For the Riluzole effect on the survival time, the patient’s age and again the time between onset and treatment start play a role. Both variables have been identified before 5 as important factors for survival time.
4 Discussion
Model-based forests can find important predictive and prognostic patient characteristics and – more importantly – via the personalised models provide the possibility to predict the counterfactual individual treatment effect of a future patient. The personalised models allow a shift from standardised medicine back to personalised medicine, but this time in a controlled way by using statistical principles. Through analysis of the PRO-ACT data and simulations (see Appendix 3), we showed that personalised models can perform better than the standard global model if there are differences in treatment effect between patients. If there is no difference, the performance of the methods is about the same. In our performance checks, we focused on the fit of the model to the data based on the log-likelihood. Performance of the method for new patients was studied using simulations.
The proposed method is applicable to clinical trial data where treatment is randomised. In our analysis of the PRO-ACT data, we included several clinical trials for which we have no knowledge about inclusion criteria or any other details of the study protocol as this information is not given out in order to anonymise data. This could possibly lead to confounding issues. As there is interest in methodology for when treatment is not randomised, we included a small simulation study on this topic in Appendix 4. The results seem promising in the case where the patient characteristic that impacts the treatment assignment is not the predictive factor. However, there is a bias when a patient characteristic is predictive and also impacts treatment assignment. Further work in the area of observational trials is needed where, e.g. adjustment methods such as propensity scoring 29 could be of use.
The presented methods are based on tree-based subgroup analyses but go a step further. Not only are subgroups identified and the treatment effect within each group estimated, but many slightly varying trees are used to retrieve a measure of similarity between patients. On this basis, a model is computed in which more similar patients are weighted higher. The personalised models provide point estimates for the treatment effect. When the individual treatment effects are plotted against patient characteristics, researchers can determine whether the patient characteristics are predictive factors and in what way the patient characteristics and the treatment interact. For ALS patients, the FVC value was predictive for the ALSFRS, and the patient’s age and height were predictive for survival.
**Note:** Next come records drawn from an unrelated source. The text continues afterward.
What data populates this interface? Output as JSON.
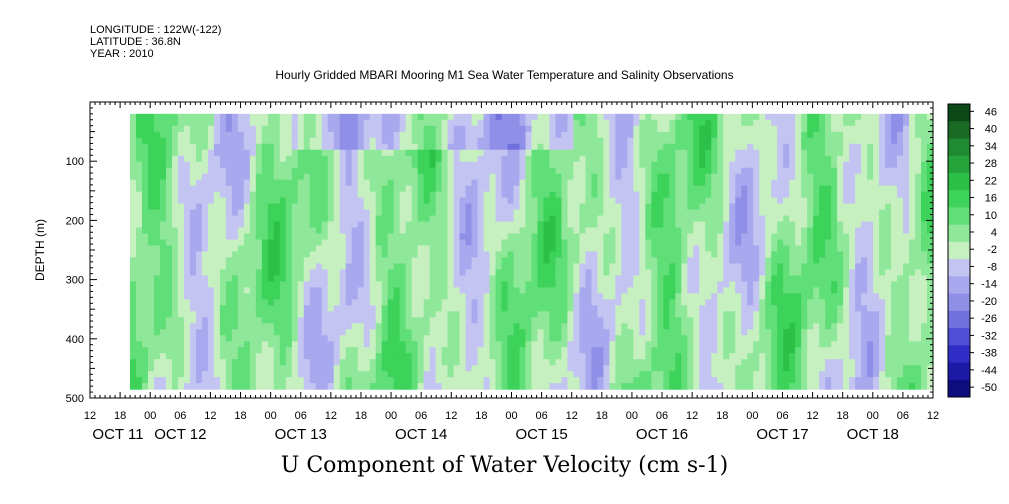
{
  "meta": {
    "longitude": "LONGITUDE : 122W(-122)",
    "latitude": "LATITUDE : 36.8N",
    "year": "YEAR : 2010"
  },
  "chart_data": {
    "type": "heatmap",
    "title": "Hourly Gridded MBARI Mooring M1 Sea Water Temperature and Salinity Observations",
    "xlabel": "U Component of Water Velocity (cm s-1)",
    "ylabel": "DEPTH (m)",
    "ylim": [
      500,
      0
    ],
    "yticks": [
      100,
      200,
      300,
      400,
      500
    ],
    "x_hour_ticks": [
      "12",
      "18",
      "00",
      "06",
      "12",
      "18",
      "00",
      "06",
      "12",
      "18",
      "00",
      "06",
      "12",
      "18",
      "00",
      "06",
      "12",
      "18",
      "00",
      "06",
      "12",
      "18",
      "00",
      "06",
      "12",
      "18",
      "00",
      "06",
      "12"
    ],
    "x_day_labels": [
      "OCT 11",
      "OCT 12",
      "OCT 13",
      "OCT 14",
      "OCT 15",
      "OCT 16",
      "OCT 17",
      "OCT 18"
    ],
    "colorbar": {
      "labels": [
        "46",
        "40",
        "34",
        "28",
        "22",
        "16",
        "10",
        "4",
        "-2",
        "-8",
        "-14",
        "-20",
        "-26",
        "-32",
        "-38",
        "-44",
        "-50"
      ],
      "colors_high_to_low": [
        "#0b4a17",
        "#1a6a26",
        "#1f8a32",
        "#25a43c",
        "#2cc048",
        "#3dd25a",
        "#60de78",
        "#8fe89a",
        "#c7f0c0",
        "#c4c4f2",
        "#a8a8ee",
        "#8f8fe8",
        "#7070de",
        "#4f4fd6",
        "#2f2fc8",
        "#1b1ba8",
        "#0d0d80"
      ]
    },
    "depth_range_observed": [
      20,
      485
    ],
    "pattern_note": ""
  }
}
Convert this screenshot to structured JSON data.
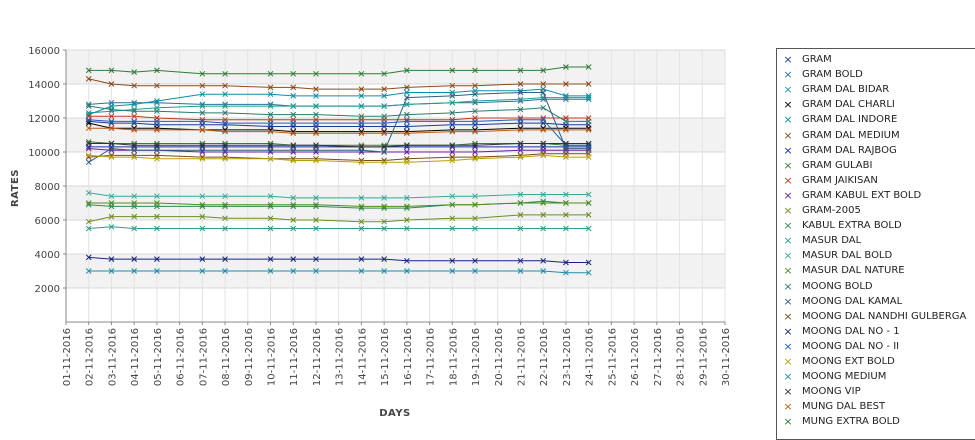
{
  "chart_data": {
    "type": "line",
    "xlabel": "DAYS",
    "ylabel": "RATES",
    "ylim": [
      0,
      16000
    ],
    "yticks": [
      2000,
      4000,
      6000,
      8000,
      10000,
      12000,
      14000,
      16000
    ],
    "grid": true,
    "legend_position": "right",
    "x_tick_labels": [
      "01-11-2016",
      "02-11-2016",
      "03-11-2016",
      "04-11-2016",
      "05-11-2016",
      "06-11-2016",
      "07-11-2016",
      "08-11-2016",
      "09-11-2016",
      "10-11-2016",
      "11-11-2016",
      "12-11-2016",
      "13-11-2016",
      "14-11-2016",
      "15-11-2016",
      "16-11-2016",
      "17-11-2016",
      "18-11-2016",
      "19-11-2016",
      "20-11-2016",
      "21-11-2016",
      "22-11-2016",
      "23-11-2016",
      "24-11-2016",
      "25-11-2016",
      "26-11-2016",
      "27-11-2016",
      "28-11-2016",
      "29-11-2016",
      "30-11-2016"
    ],
    "x_dates": [
      "02-11-2016",
      "03-11-2016",
      "04-11-2016",
      "05-11-2016",
      "07-11-2016",
      "08-11-2016",
      "10-11-2016",
      "11-11-2016",
      "12-11-2016",
      "14-11-2016",
      "15-11-2016",
      "16-11-2016",
      "18-11-2016",
      "19-11-2016",
      "21-11-2016",
      "22-11-2016",
      "23-11-2016",
      "24-11-2016"
    ],
    "series": [
      {
        "name": "GRAM",
        "color": "#1f3a93",
        "values": [
          11800,
          11700,
          11700,
          11600,
          11600,
          11600,
          11500,
          11500,
          11500,
          11500,
          11500,
          11500,
          11600,
          11600,
          11700,
          11700,
          11600,
          11600
        ]
      },
      {
        "name": "GRAM BOLD",
        "color": "#2c6f9e",
        "values": [
          12800,
          12900,
          12900,
          12900,
          12800,
          12800,
          12800,
          12700,
          12700,
          12700,
          12700,
          12800,
          12900,
          12900,
          13000,
          13100,
          13100,
          13100
        ]
      },
      {
        "name": "GRAM DAL BIDAR",
        "color": "#1a9e8f",
        "values": [
          12300,
          12400,
          12500,
          12600,
          12700,
          12700,
          12700,
          12700,
          12700,
          12700,
          12700,
          12800,
          12900,
          13000,
          13100,
          13200,
          13200,
          13200
        ]
      },
      {
        "name": "GRAM DAL CHARLI",
        "color": "#000000",
        "values": [
          11700,
          11400,
          11400,
          11400,
          11300,
          11300,
          11300,
          11200,
          11200,
          11200,
          11200,
          11200,
          11300,
          11300,
          11400,
          11400,
          11400,
          11400
        ]
      },
      {
        "name": "GRAM DAL INDORE",
        "color": "#0a8fa8",
        "values": [
          12200,
          12700,
          12800,
          13000,
          13400,
          13400,
          13400,
          13300,
          13300,
          13300,
          13300,
          13500,
          13500,
          13600,
          13600,
          13700,
          13300,
          13300
        ]
      },
      {
        "name": "GRAM DAL MEDIUM",
        "color": "#8a4a1c",
        "values": [
          14300,
          14000,
          13900,
          13900,
          13900,
          13900,
          13800,
          13800,
          13700,
          13700,
          13700,
          13800,
          13900,
          13900,
          14000,
          14000,
          14000,
          14000
        ]
      },
      {
        "name": "GRAM DAL RAJBOG",
        "color": "#1c2fa8",
        "values": [
          10300,
          10300,
          10300,
          10300,
          10300,
          10300,
          10300,
          10300,
          10300,
          10300,
          10300,
          10300,
          10300,
          10300,
          10300,
          10300,
          10300,
          10300
        ]
      },
      {
        "name": "GRAM GULABI",
        "color": "#3a7a3a",
        "values": [
          10600,
          10500,
          10500,
          10500,
          10500,
          10500,
          10500,
          10400,
          10400,
          10400,
          10400,
          10400,
          10400,
          10500,
          10500,
          10500,
          10400,
          10400
        ]
      },
      {
        "name": "GRAM JAIKISAN",
        "color": "#c0391c",
        "values": [
          12100,
          12100,
          12100,
          12000,
          11900,
          11900,
          11900,
          11900,
          11900,
          11900,
          11900,
          11900,
          11900,
          12000,
          12000,
          12000,
          12000,
          12000
        ]
      },
      {
        "name": "GRAM KABUL EXT BOLD",
        "color": "#6a1fa0",
        "values": [
          10200,
          10100,
          10100,
          10100,
          10000,
          10000,
          10000,
          10000,
          10000,
          10000,
          10000,
          10000,
          10000,
          10000,
          10100,
          10100,
          10100,
          10100
        ]
      },
      {
        "name": "GRAM-2005",
        "color": "#6b8e23",
        "values": [
          5900,
          6200,
          6200,
          6200,
          6200,
          6100,
          6100,
          6000,
          6000,
          5900,
          5900,
          6000,
          6100,
          6100,
          6300,
          6300,
          6300,
          6300
        ]
      },
      {
        "name": "KABUL EXTRA BOLD",
        "color": "#2e8b57",
        "values": [
          6900,
          6800,
          6800,
          6800,
          6800,
          6800,
          6800,
          6800,
          6800,
          6700,
          6700,
          6700,
          6900,
          6900,
          7000,
          7100,
          7000,
          7000
        ]
      },
      {
        "name": "MASUR DAL",
        "color": "#2a9d8f",
        "values": [
          5500,
          5600,
          5500,
          5500,
          5500,
          5500,
          5500,
          5500,
          5500,
          5500,
          5500,
          5500,
          5500,
          5500,
          5500,
          5500,
          5500,
          5500
        ]
      },
      {
        "name": "MASUR DAL BOLD",
        "color": "#3aa89a",
        "values": [
          7600,
          7400,
          7400,
          7400,
          7400,
          7400,
          7400,
          7300,
          7300,
          7300,
          7300,
          7300,
          7400,
          7400,
          7500,
          7500,
          7500,
          7500
        ]
      },
      {
        "name": "MASUR DAL NATURE",
        "color": "#4a8f1f",
        "values": [
          7000,
          7000,
          7000,
          7000,
          6900,
          6900,
          6900,
          6900,
          6900,
          6800,
          6800,
          6800,
          6900,
          6900,
          7000,
          7000,
          7000,
          7000
        ]
      },
      {
        "name": "MOONG BOLD",
        "color": "#2b7a6f",
        "values": [
          12700,
          12500,
          12400,
          12400,
          12300,
          12300,
          12200,
          12200,
          12200,
          12100,
          12100,
          12200,
          12300,
          12400,
          12500,
          12600,
          11800,
          11800
        ]
      },
      {
        "name": "MOONG DAL KAMAL",
        "color": "#2f5f7f",
        "values": [
          9400,
          10200,
          10100,
          10100,
          10100,
          10100,
          10100,
          10100,
          10100,
          10100,
          10000,
          13200,
          13300,
          13400,
          13500,
          13500,
          10200,
          10200
        ]
      },
      {
        "name": "MOONG DAL NANDHI GULBERGA",
        "color": "#7a4a1a",
        "values": [
          9700,
          9800,
          9800,
          9800,
          9700,
          9700,
          9600,
          9600,
          9600,
          9500,
          9500,
          9600,
          9700,
          9700,
          9800,
          9900,
          9900,
          9900
        ]
      },
      {
        "name": "MOONG DAL NO - 1",
        "color": "#1a237e",
        "values": [
          3800,
          3700,
          3700,
          3700,
          3700,
          3700,
          3700,
          3700,
          3700,
          3700,
          3700,
          3600,
          3600,
          3600,
          3600,
          3600,
          3500,
          3500
        ]
      },
      {
        "name": "MOONG DAL NO - II",
        "color": "#1e5fbf",
        "values": [
          11900,
          11800,
          11800,
          11800,
          11800,
          11700,
          11700,
          11700,
          11700,
          11700,
          11700,
          11800,
          11800,
          11800,
          11900,
          11900,
          10400,
          10400
        ]
      },
      {
        "name": "MOONG EXT BOLD",
        "color": "#b8a000",
        "values": [
          9800,
          9700,
          9700,
          9600,
          9600,
          9600,
          9600,
          9500,
          9500,
          9400,
          9400,
          9400,
          9500,
          9600,
          9700,
          9800,
          9700,
          9700
        ]
      },
      {
        "name": "MOONG MEDIUM",
        "color": "#1a8fa8",
        "values": [
          3000,
          3000,
          3000,
          3000,
          3000,
          3000,
          3000,
          3000,
          3000,
          3000,
          3000,
          3000,
          3000,
          3000,
          3000,
          3000,
          2900,
          2900
        ]
      },
      {
        "name": "MOONG VIP",
        "color": "#333333",
        "values": [
          10500,
          10500,
          10400,
          10400,
          10400,
          10400,
          10400,
          10400,
          10400,
          10300,
          10300,
          10400,
          10400,
          10400,
          10500,
          10500,
          10500,
          10500
        ]
      },
      {
        "name": "MUNG DAL BEST",
        "color": "#c05a10",
        "values": [
          11400,
          11400,
          11300,
          11300,
          11300,
          11200,
          11200,
          11100,
          11100,
          11100,
          11100,
          11100,
          11200,
          11200,
          11300,
          11300,
          11300,
          11300
        ]
      },
      {
        "name": "MUNG EXTRA BOLD",
        "color": "#2e7d32",
        "values": [
          14800,
          14800,
          14700,
          14800,
          14600,
          14600,
          14600,
          14600,
          14600,
          14600,
          14600,
          14800,
          14800,
          14800,
          14800,
          14800,
          15000,
          15000
        ]
      }
    ]
  }
}
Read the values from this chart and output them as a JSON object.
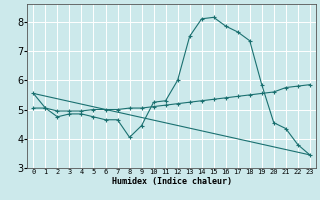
{
  "xlabel": "Humidex (Indice chaleur)",
  "ylabel": "",
  "background_color": "#cce9eb",
  "grid_color": "#ffffff",
  "line_color": "#1a7070",
  "xlim": [
    -0.5,
    23.5
  ],
  "ylim": [
    3.0,
    8.6
  ],
  "yticks": [
    3,
    4,
    5,
    6,
    7,
    8
  ],
  "xticks": [
    0,
    1,
    2,
    3,
    4,
    5,
    6,
    7,
    8,
    9,
    10,
    11,
    12,
    13,
    14,
    15,
    16,
    17,
    18,
    19,
    20,
    21,
    22,
    23
  ],
  "line1_x": [
    0,
    1,
    2,
    3,
    4,
    5,
    6,
    7,
    8,
    9,
    10,
    11,
    12,
    13,
    14,
    15,
    16,
    17,
    18,
    19,
    20,
    21,
    22,
    23
  ],
  "line1_y": [
    5.55,
    5.05,
    4.75,
    4.85,
    4.85,
    4.75,
    4.65,
    4.65,
    4.05,
    4.45,
    5.25,
    5.3,
    6.0,
    7.5,
    8.1,
    8.15,
    7.85,
    7.65,
    7.35,
    5.85,
    4.55,
    4.35,
    3.8,
    3.45
  ],
  "line2_x": [
    0,
    1,
    2,
    3,
    4,
    5,
    6,
    7,
    8,
    9,
    10,
    11,
    12,
    13,
    14,
    15,
    16,
    17,
    18,
    19,
    20,
    21,
    22,
    23
  ],
  "line2_y": [
    5.05,
    5.05,
    4.95,
    4.95,
    4.95,
    5.0,
    5.0,
    5.0,
    5.05,
    5.05,
    5.1,
    5.15,
    5.2,
    5.25,
    5.3,
    5.35,
    5.4,
    5.45,
    5.5,
    5.55,
    5.6,
    5.75,
    5.8,
    5.85
  ],
  "line3_x": [
    0,
    23
  ],
  "line3_y": [
    5.55,
    3.45
  ],
  "xtick_labels": [
    "0",
    "1",
    "2",
    "3",
    "4",
    "5",
    "6",
    "7",
    "8",
    "9",
    "10",
    "11",
    "12",
    "13",
    "14",
    "15",
    "16",
    "17",
    "18",
    "19",
    "20",
    "21",
    "22",
    "23"
  ]
}
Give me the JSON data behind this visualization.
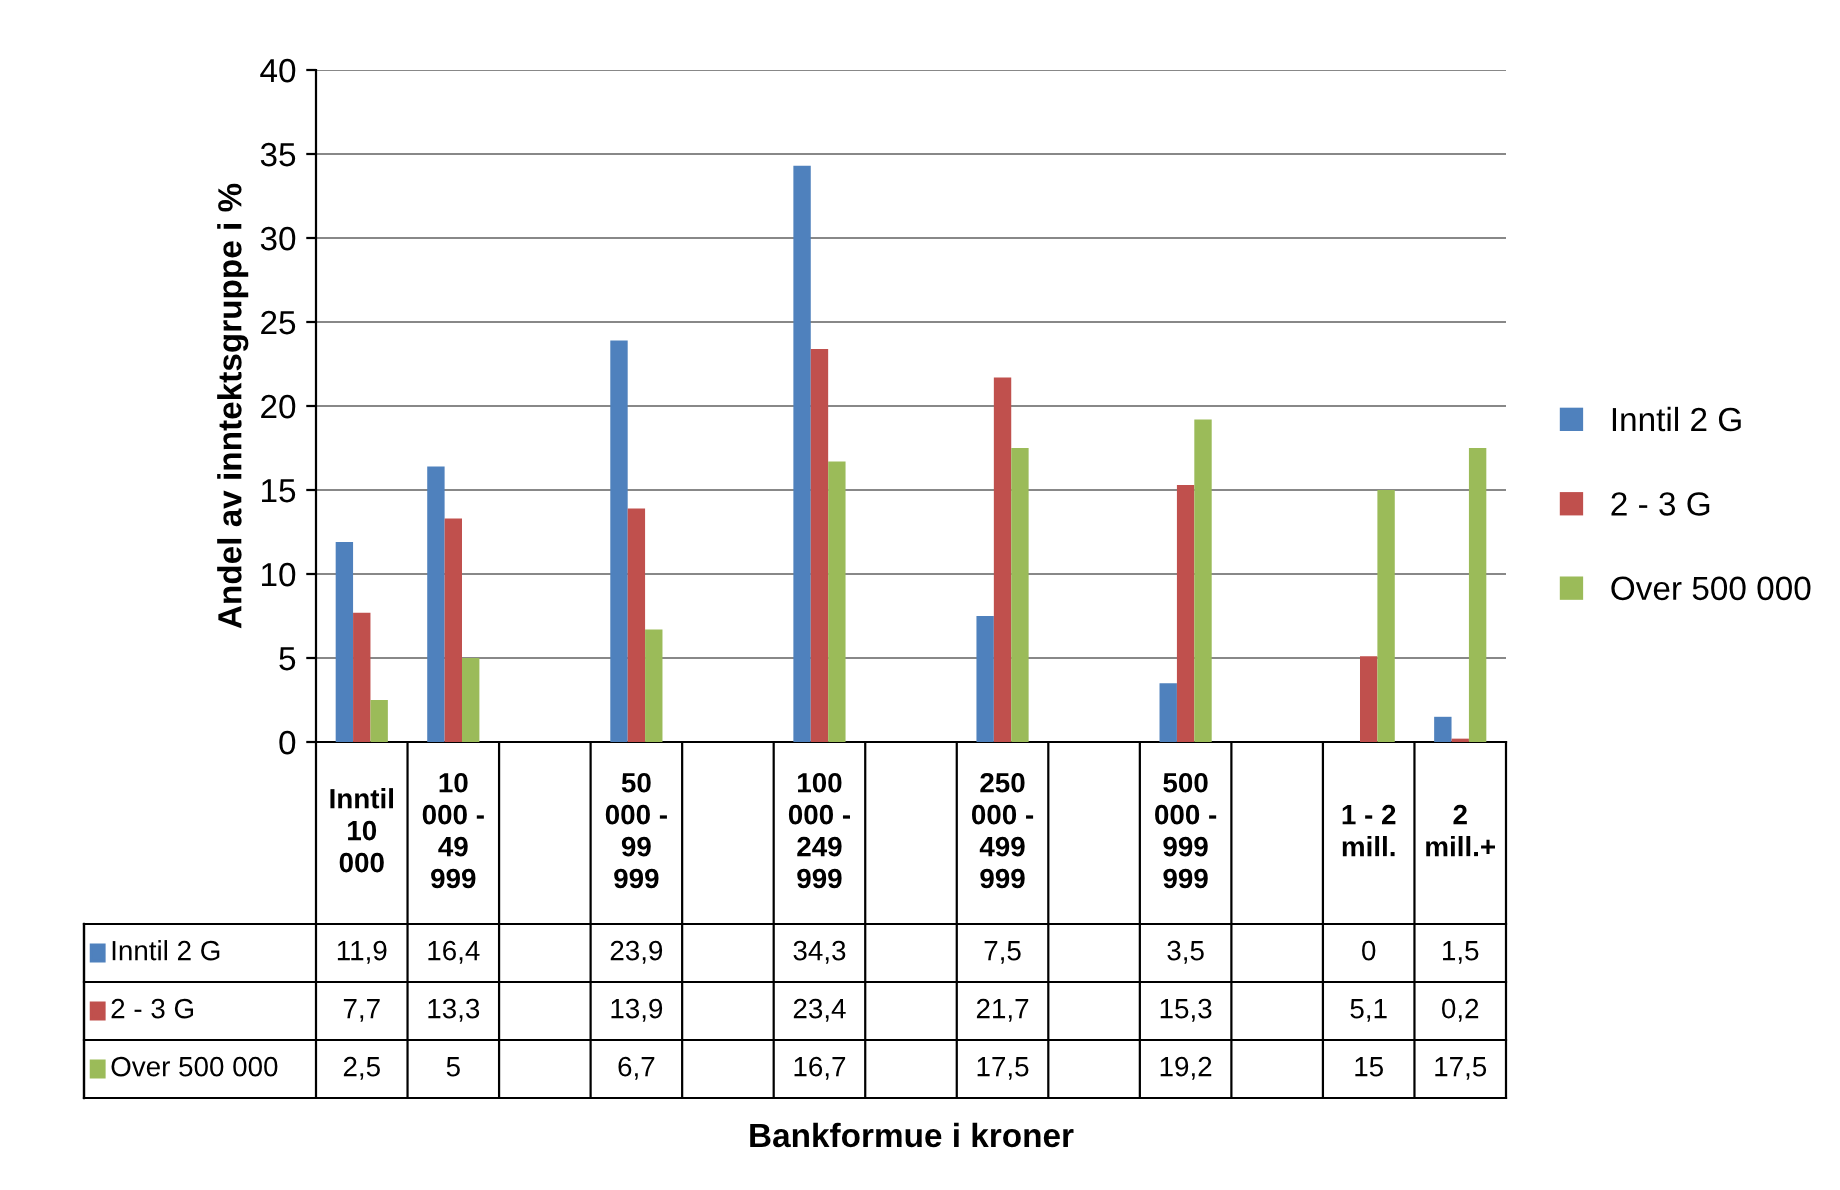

The next step would be to generate hypotheses from these findings and plan a study to test these. Our method offers a promising means of providing individual treatment effect predictions and can be applied to any clinical trial data where baseline patient characteristics are available.
All results were obtained solely using open-source implementation software (see Section 5), which provides easy access to the methods.
5 Computational details
The code for data preprocessing of the PRO-ACT data is available in the TH.data package. 30 The source code for the full analyses is available on https://github.com/HeidiSeibold/personalised_medicine. Implementation of all methods discussed in this article is based on the R partykit package (version 1.0-2). 31 Other R packages used were sandwich (2.3-3),32,33 survival (2.38-1), 34 eha (2.4-2) 35 and ggplot2 (2.0.0). 36 All computations were conducted in the R system for statistical computing (version 3.2.0). 37
Footnotes
Acknowledgements
We thank Karen A. Brune for improving the language.
Declaration of conflicting interests
The author(s) declared no potential conflicts of interest with respect to the research, authorship, and/or publication of this article.
Funding
The author(s) disclosed receipt of the following financial support for the research, authorship, and/or publication of this article: Heidi Seibold and Torsten Hothorn were financially supported by the Swiss National Science Foundation (Grant 205321_163456).